1. Can the Commission state whether the Member States have taken the necessary measures to comply with Directive 2010/21/EU?
2. Can the Commission supply specific figures indicating whether the legislative measures adopted (e.g. Directive 2010/21/EU and Regulation (EC) No1107/2009) are sufficient and are contributing to prevent depletion of honey bees?
3. What other concrete measures is the Commission planning to adopt in order to protect honey bees from neonicotinoids?
4. Following the publication on 30 May 2003 by the US Environmental Protection Agency of the ‘Pesticide Fact Sheet on Conditional Registration of Clothianidin’, can the Commission state:
– if it is aware of the severe data gaps listed in the above mentioned fact sheet (‘developmental immunotoxicity study, additional analysis of test materials used in mutagenic studies, rotational crop residue fields trials with mature soybeans, aerobic aquatic metabolism, seed leaching study, whole sediment acute toxicity to freshwater invertebrates and field test for pollinators’);
– if it is aware of the following, as stated in the same fact sheet: ‘Clothianidin is highly toxic to honey bees on an acute contact basis (LD50 > 0.0439 μg/bee).

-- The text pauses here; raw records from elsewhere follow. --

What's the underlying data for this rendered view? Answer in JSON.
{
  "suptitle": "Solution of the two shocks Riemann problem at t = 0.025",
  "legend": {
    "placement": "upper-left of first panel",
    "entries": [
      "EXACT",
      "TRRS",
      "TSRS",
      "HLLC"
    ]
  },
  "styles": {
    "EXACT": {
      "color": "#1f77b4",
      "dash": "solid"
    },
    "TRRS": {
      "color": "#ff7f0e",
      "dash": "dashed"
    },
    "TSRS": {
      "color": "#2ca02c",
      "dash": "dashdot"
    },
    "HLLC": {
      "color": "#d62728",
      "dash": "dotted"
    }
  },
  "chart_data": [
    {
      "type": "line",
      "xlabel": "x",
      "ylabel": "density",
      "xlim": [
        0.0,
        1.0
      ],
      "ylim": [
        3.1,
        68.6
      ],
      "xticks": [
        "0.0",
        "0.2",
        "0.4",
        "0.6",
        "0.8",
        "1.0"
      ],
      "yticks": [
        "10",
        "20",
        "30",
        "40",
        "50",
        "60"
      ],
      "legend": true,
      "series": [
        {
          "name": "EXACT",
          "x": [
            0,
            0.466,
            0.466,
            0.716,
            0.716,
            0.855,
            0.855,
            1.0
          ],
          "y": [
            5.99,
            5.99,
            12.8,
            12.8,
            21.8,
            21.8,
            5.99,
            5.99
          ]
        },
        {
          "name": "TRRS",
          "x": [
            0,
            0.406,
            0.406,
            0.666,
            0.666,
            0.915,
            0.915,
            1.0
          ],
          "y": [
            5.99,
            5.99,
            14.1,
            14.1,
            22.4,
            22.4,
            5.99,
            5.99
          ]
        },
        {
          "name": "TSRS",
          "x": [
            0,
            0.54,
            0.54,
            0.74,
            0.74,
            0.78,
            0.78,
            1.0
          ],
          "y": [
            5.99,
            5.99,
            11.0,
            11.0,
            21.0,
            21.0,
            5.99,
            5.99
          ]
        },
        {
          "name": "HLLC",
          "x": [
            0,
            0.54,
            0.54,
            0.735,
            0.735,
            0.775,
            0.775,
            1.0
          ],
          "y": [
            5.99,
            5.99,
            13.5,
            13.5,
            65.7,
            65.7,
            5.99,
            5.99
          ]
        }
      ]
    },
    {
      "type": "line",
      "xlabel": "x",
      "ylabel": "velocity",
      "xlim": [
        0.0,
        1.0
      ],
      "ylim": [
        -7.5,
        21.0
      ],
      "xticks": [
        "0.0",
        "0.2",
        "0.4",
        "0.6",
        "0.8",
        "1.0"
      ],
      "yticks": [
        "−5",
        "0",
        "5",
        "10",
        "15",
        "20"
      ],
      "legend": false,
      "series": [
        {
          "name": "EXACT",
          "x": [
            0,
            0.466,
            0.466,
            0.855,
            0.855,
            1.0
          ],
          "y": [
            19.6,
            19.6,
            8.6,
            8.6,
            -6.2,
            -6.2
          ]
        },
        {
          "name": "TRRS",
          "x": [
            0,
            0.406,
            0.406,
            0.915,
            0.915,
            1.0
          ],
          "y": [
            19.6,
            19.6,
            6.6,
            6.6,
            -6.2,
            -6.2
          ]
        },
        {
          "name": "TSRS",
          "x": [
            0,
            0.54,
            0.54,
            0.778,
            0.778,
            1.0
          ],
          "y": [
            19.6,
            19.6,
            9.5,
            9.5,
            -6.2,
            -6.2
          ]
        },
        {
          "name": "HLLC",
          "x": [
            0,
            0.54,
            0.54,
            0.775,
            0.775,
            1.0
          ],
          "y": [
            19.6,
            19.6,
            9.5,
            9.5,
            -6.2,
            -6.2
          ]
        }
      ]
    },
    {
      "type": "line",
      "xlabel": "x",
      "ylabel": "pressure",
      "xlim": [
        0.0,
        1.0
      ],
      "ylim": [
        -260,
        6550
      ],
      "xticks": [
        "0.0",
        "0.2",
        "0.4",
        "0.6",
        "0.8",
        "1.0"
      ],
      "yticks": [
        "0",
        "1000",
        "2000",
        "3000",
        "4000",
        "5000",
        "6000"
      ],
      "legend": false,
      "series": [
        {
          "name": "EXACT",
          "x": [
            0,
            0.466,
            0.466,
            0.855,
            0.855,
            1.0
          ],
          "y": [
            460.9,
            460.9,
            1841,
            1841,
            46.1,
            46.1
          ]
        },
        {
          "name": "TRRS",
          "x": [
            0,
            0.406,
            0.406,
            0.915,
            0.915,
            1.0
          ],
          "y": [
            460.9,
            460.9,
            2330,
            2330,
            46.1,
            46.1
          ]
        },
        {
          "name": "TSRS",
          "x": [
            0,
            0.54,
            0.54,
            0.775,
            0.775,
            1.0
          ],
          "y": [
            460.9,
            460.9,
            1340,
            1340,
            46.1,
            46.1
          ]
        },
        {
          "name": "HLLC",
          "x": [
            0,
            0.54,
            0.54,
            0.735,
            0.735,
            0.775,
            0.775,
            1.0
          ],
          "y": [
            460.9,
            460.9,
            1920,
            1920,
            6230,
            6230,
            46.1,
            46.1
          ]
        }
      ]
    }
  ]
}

It has the potential for toxic chronic exposure to honey bees, as well as other nontarget pollinators, through the translocation of clothianidin residues in nectar and pollen. In honey bees, the effects of this toxic chronic exposure may include lethal and/or sub-lethal effects in the larvae and reproductive effects in the queen’?
Answer given by Mr Dalli on behalf of the Commission
1. The Commission is currently gathering information from Member States on the implementation measures to comply with Directive 2010/21/EU(1). This point is constantly on the agenda of the Standing Committee on the Food Chain and Animal Health — section Pesticide Legislation.
2. Until today, no link between neonicotinoid insecticides, if correctly used, and the problem of bee mortality could be established, and therefore figures are not available. Nevertheless, the Commission is confident that measures laid down in the pesticide legislation contribute to ensure a high level of protection for bees, including honeybees.
3. As regards the concrete measures the Commission is planning to adopt, the Commission would refer the Honourable Member to its answer to Written Question E‑000160/2012(2).
4. EU legislation for plant protection product is risk based. Even if insecticides are, by their nature, toxic to bees, their use may still be possible if exposure is minimised to levels which do not generate harmful effects. To that aim specific risk mitigation measures shall be applied. Due to the different data requirements provided for in the EU legislation, the data of the EU dossier, evaluated and peer reviewed in the framework of the EU pesticide legislation, and the data evaluated by US Environmental Protection Agency, although refer to the same active substance ‘clothianidin’, are not comparable.